For more than 30 years, One Parent Scholar House has provided housing, counseling services, and on-site child care for single parents who are full-time college students. Program director Mirsada Simic says she’s seen how the organization changes the lives of its clients.
“Most of our students, not everyone, is the first-time generation of college student,” says Simic. “So it does break the cycle of poverty because education is something no one can take away from them and [it] opens so many doors.”
Scholar House students must be at least 18 years old and attending classes full-time to obtain an undergraduate or graduate degree. Simic says they even had a student in their 50s who went back to school while they had custody of their grandchild. Those selected for the program must complete an application process, a formal interview, and criminal background check as well as provide letters of recommendation. Simic says between 15 and 20 students graduate the program each year.

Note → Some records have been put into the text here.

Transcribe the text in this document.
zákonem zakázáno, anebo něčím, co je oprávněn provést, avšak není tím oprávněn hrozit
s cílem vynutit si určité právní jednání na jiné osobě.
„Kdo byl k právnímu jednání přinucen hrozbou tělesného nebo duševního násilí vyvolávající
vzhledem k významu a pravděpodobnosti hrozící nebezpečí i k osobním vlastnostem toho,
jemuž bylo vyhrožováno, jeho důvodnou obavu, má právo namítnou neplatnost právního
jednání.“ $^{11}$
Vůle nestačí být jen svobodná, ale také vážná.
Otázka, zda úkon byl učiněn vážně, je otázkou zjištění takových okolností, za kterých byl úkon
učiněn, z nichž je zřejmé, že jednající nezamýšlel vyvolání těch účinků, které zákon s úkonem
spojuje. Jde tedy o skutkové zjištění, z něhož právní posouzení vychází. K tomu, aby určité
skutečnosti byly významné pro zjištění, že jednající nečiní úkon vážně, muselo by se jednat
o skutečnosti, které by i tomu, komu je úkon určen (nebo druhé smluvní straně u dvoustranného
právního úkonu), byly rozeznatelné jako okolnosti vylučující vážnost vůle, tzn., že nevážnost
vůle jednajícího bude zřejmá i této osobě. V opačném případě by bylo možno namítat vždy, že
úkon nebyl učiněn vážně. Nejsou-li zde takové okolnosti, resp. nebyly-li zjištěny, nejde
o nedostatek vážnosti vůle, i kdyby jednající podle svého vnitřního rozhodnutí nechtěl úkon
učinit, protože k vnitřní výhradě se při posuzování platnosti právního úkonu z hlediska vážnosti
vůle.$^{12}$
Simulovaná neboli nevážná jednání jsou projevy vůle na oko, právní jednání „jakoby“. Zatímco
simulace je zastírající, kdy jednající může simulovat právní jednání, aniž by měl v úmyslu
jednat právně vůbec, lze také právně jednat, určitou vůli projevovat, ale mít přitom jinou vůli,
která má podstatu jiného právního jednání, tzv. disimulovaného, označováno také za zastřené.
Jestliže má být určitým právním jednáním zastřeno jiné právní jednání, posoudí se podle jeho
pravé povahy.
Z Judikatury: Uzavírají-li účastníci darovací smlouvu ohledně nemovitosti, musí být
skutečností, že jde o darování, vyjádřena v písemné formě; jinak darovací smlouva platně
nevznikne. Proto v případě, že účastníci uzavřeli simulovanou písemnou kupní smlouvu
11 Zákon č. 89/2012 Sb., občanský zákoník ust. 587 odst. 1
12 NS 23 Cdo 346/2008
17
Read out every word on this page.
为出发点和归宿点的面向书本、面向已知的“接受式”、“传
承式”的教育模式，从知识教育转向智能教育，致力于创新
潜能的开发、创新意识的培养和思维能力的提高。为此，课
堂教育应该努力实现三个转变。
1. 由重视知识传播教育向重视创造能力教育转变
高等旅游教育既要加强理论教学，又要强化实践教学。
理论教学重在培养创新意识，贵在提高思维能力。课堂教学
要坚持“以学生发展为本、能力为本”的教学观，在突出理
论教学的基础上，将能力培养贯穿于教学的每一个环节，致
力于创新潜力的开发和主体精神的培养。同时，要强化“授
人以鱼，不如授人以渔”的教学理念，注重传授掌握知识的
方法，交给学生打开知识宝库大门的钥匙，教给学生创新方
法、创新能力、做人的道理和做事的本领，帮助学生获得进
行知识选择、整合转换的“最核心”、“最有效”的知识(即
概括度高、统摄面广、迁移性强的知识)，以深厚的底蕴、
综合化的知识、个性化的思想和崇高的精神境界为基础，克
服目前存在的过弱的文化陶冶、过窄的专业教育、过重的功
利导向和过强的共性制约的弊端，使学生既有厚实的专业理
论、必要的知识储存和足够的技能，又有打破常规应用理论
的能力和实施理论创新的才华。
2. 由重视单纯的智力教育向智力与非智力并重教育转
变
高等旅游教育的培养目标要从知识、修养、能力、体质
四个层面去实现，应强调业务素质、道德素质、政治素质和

Families live in Section 8 housing provided by One Parent Scholar House, and the children attend an on-sight child development center with a five-star curriculum. Simic says these child-care services are as big a draw for the program as is the program’s mission to provide adults with the opportunity to gain a college degree.
“We actually help two generations,” says Simic. “We help our children get ready for kindergarten… which is a big part of why those parents are there – they want their kids to succeed as well.”
Simic adds that a key indicator of how successful the program is comes when she receives letters from Scholar House graduates who want to return as volunteer mentors to new students entering the program.